We have all heard the saying, “true change begins with me,” but how often do we apply it to our actions and/or relationships? We carry our internal difficulties with us into any new location, circumstance or relationship. And, it is always harder to examine our self first and foremost, rather than automatically assigning blame and responsibility to someone or something else. Even the ancient teachers of yoga recognized this basic human tendency and formulated tools to help us move through a process of self-examination. The eight-limbed practice of yoga are these tools for self-transformation.
To transform anything, the community or our self, we must first identify current issues and obstacles. We have to let go of the delusion that “I am just fine, but everyone else must change” and begin to observe personal areas that may need changing. Yoga’s eight-limbed practice guides us through this process: developing awareness of issues, decreasing mental distress and distraction around these issues, then ultimately transforming our individual consciousness to a more stable and content state.
The first stages of yoga, the moral precepts and personal observances of Yamas and Niyamas, make us look at our self in relation to others and the roles we play in society. Cultivating behaviors such as truthfulness and nonviolence help us to engage with others in a more positive and productive way. Keeping our own self and environment clean and learning to study our own responses first and foremost helps us to focus our attention on our inner life. The Yamas and Niyamas help to minimize external conflict and internal disturbance, setting the stage for the rest of yogic practice.

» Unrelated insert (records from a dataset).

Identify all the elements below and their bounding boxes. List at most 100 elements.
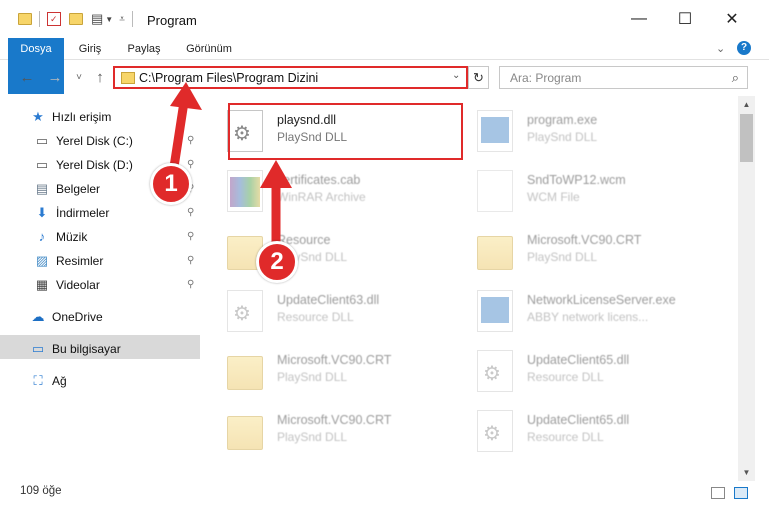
view-icon[interactable]: ▤: [91, 11, 103, 27]
divider: [39, 11, 40, 27]
network-icon: ⛶: [33, 372, 43, 388]
window-title: Program: [147, 13, 197, 28]
sidebar-item-resimler[interactable]: ▨ Resimler ⚲: [0, 249, 205, 272]
folder-icon: [18, 13, 32, 25]
forward-button[interactable]: →: [46, 68, 64, 88]
chevron-down-icon[interactable]: ▼: [105, 15, 113, 24]
item-count: 109 öğe: [20, 485, 62, 497]
highlight-box: [228, 103, 463, 160]
file-item[interactable]: SndToWP12.wcm WCM File: [465, 162, 705, 218]
pictures-icon: ▨: [35, 252, 49, 268]
videos-icon: ▦: [35, 276, 49, 292]
up-button[interactable]: ↑: [91, 68, 109, 88]
scrollbar[interactable]: ▲ ▼: [738, 96, 755, 481]
scroll-up-icon[interactable]: ▲: [738, 96, 755, 113]
gear-file-icon: ⚙: [227, 290, 263, 332]
folder-icon: [227, 416, 263, 450]
close-button[interactable]: ✕: [709, 0, 755, 38]
callout-badge-2: 2: [256, 241, 298, 283]
pin-icon[interactable]: ⚲: [187, 207, 194, 218]
back-button[interactable]: ←: [18, 68, 36, 88]
sidebar-item-label: Bu bilgisayar: [52, 341, 121, 356]
new-folder-icon[interactable]: [69, 13, 83, 25]
file-type: ABBY network licens...: [527, 310, 649, 324]
sidebar-item-label: Yerel Disk (D:): [56, 157, 133, 172]
chevron-down-icon[interactable]: ⌄: [452, 70, 460, 81]
file-type: Resource DLL: [277, 310, 354, 324]
cloud-icon: ☁: [31, 308, 45, 324]
computer-icon: ▭: [31, 340, 45, 356]
music-icon: ♪: [38, 229, 46, 244]
tab-home[interactable]: Giriş: [70, 38, 110, 60]
file-item[interactable]: Microsoft.VC90.CRT PlaySnd DLL: [215, 342, 455, 398]
pin-icon[interactable]: ⚲: [187, 255, 194, 266]
file-type: PlaySnd DLL: [277, 430, 348, 444]
sidebar-item-label: OneDrive: [52, 309, 103, 324]
sidebar-item-onedrive[interactable]: ☁ OneDrive: [0, 305, 205, 328]
title-bar: ✓ ▤ ▼ ⩡ Program — ☐ ✕: [0, 0, 769, 38]
drive-icon: ▭: [35, 156, 49, 172]
sidebar-item-label: Videolar: [56, 277, 100, 292]
file-name: Microsoft.VC90.CRT: [277, 353, 392, 367]
file-item[interactable]: program.exe PlaySnd DLL: [465, 102, 705, 158]
details-view-icon[interactable]: [711, 487, 725, 499]
download-icon: ⬇: [36, 204, 48, 220]
file-name: SndToWP12.wcm: [527, 173, 626, 187]
drive-icon: ▭: [35, 132, 49, 148]
help-icon[interactable]: ?: [737, 41, 751, 55]
folder-icon: [477, 236, 513, 270]
maximize-button[interactable]: ☐: [662, 0, 708, 38]
customize-icon[interactable]: ⩡: [119, 14, 125, 25]
properties-icon[interactable]: ✓: [47, 12, 61, 26]
file-type: PlaySnd DLL: [277, 370, 348, 384]
file-name: Microsoft.VC90.CRT: [277, 413, 392, 427]
sidebar-item-ağ[interactable]: ⛶ Ağ: [0, 369, 205, 392]
file-item[interactable]: ⚙ UpdateClient63.dll Resource DLL: [215, 282, 455, 338]
file-item[interactable]: ⚙ UpdateClient65.dll Resource DLL: [465, 402, 705, 458]
folder-icon: [121, 72, 135, 84]
gear-file-icon: ⚙: [477, 350, 513, 392]
pin-icon[interactable]: ⚲: [187, 279, 194, 290]
file-item[interactable]: certificates.cab WinRAR Archive: [215, 162, 455, 218]
file-item[interactable]: Microsoft.VC90.CRT PlaySnd DLL: [215, 402, 455, 458]
file-item[interactable]: Microsoft.VC90.CRT PlaySnd DLL: [465, 222, 705, 278]
file-name: NetworkLicenseServer.exe: [527, 293, 676, 307]
search-input[interactable]: Ara: Program ⌕: [499, 66, 748, 89]
callout-badge-1: 1: [150, 163, 192, 205]
file-item[interactable]: NetworkLicenseServer.exe ABBY network lic…: [465, 282, 705, 338]
pin-icon[interactable]: ⚲: [187, 231, 194, 242]
file-item[interactable]: Resource PlaySnd DLL: [215, 222, 455, 278]
minimize-button[interactable]: —: [616, 0, 662, 38]
search-icon: ⌕: [731, 70, 739, 85]
folder-icon: [227, 356, 263, 390]
status-bar: 109 öğe: [0, 481, 769, 503]
large-icons-view-icon[interactable]: [734, 487, 748, 499]
document-icon: [477, 170, 513, 212]
file-type: PlaySnd DLL: [527, 250, 598, 264]
sidebar-item-label: Belgeler: [56, 181, 101, 196]
application-icon: [477, 110, 513, 152]
file-name: program.exe: [527, 113, 598, 127]
file-type: WCM File: [527, 190, 580, 204]
file-type: PlaySnd DLL: [527, 130, 598, 144]
file-item[interactable]: ⚙ UpdateClient65.dll Resource DLL: [465, 342, 705, 398]
scroll-down-icon[interactable]: ▼: [738, 464, 755, 481]
recent-locations-button[interactable]: ˅: [70, 68, 88, 88]
file-type: Resource DLL: [527, 430, 604, 444]
sidebar-item-label: Ağ: [52, 373, 67, 388]
star-icon: ★: [32, 108, 44, 124]
tab-share[interactable]: Paylaş: [120, 38, 168, 60]
file-type: Resource DLL: [527, 370, 604, 384]
file-name: UpdateClient65.dll: [527, 413, 630, 427]
refresh-button[interactable]: ↻: [468, 66, 489, 89]
sidebar-item-müzik[interactable]: ♪ Müzik ⚲: [0, 225, 205, 248]
scroll-thumb[interactable]: [740, 114, 753, 162]
file-name: UpdateClient63.dll: [277, 293, 380, 307]
sidebar-item-videolar[interactable]: ▦ Videolar ⚲: [0, 273, 205, 296]
sidebar-item-label: Resimler: [56, 253, 104, 268]
tab-view[interactable]: Görünüm: [178, 38, 240, 60]
chevron-down-icon[interactable]: ⌄: [716, 42, 725, 55]
sidebar-item-bu-bilgisayar[interactable]: ▭ Bu bilgisayar: [0, 337, 205, 360]
divider: [131, 11, 133, 27]
file-name: UpdateClient65.dll: [527, 353, 630, 367]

The practice of postures, Asana, then begins a more physical and practical form of personal investigation. We all walk into a yoga class with all kinds of physical and mental habits and immediately are faced with stiffness of muscle and tightness of joints, maybe past or current injuries, or just mental boredom or confusion in learning something new. Instead of ignoring these physical conditions and deeply-held mental habits, yoga encourages us to move more mindfully through them. Practicing yoga-asana, we develop an awareness of our present physical and mental conditions to transform them into new and better habits.
Observing and regulating the breath with Pranayama takes us a step beyond the physical to mental and emotional observation and clarity. Becoming aware of the breath is the key to truly experiencing the present moment to have a more productive effect on oneself and others. The breath comes and goes without judgment or opinion, so getting the mind to focus on this more subtle layer brings quiet and calm to any reactive emotional state.
Our sense organs are also affected by every external experience, whether we notice it or not. Honing our attention inward to draw the senses away from outward distraction and toward our inner being is the next practice of yoga, Pratyahara. This drawing in of the senses decreases disturbing effects from external stimuli and increases our ability to make clear and positive decisions in any situation.
The last three limbs of yoga, Dharana (concentration), Dhyana (meditation) and Samadhi (ultimate freedom), all deal with transformation of the mind. With a more focused mind, free of obstacles and stresses, we can be a better and more productive part of the community in which we live. Through our own personal transformation, we can have a great effect on the transformation of the community around us.
Transforming Rockford to a more safe and thriving city must begin with you! Let your transformation begin with yoga!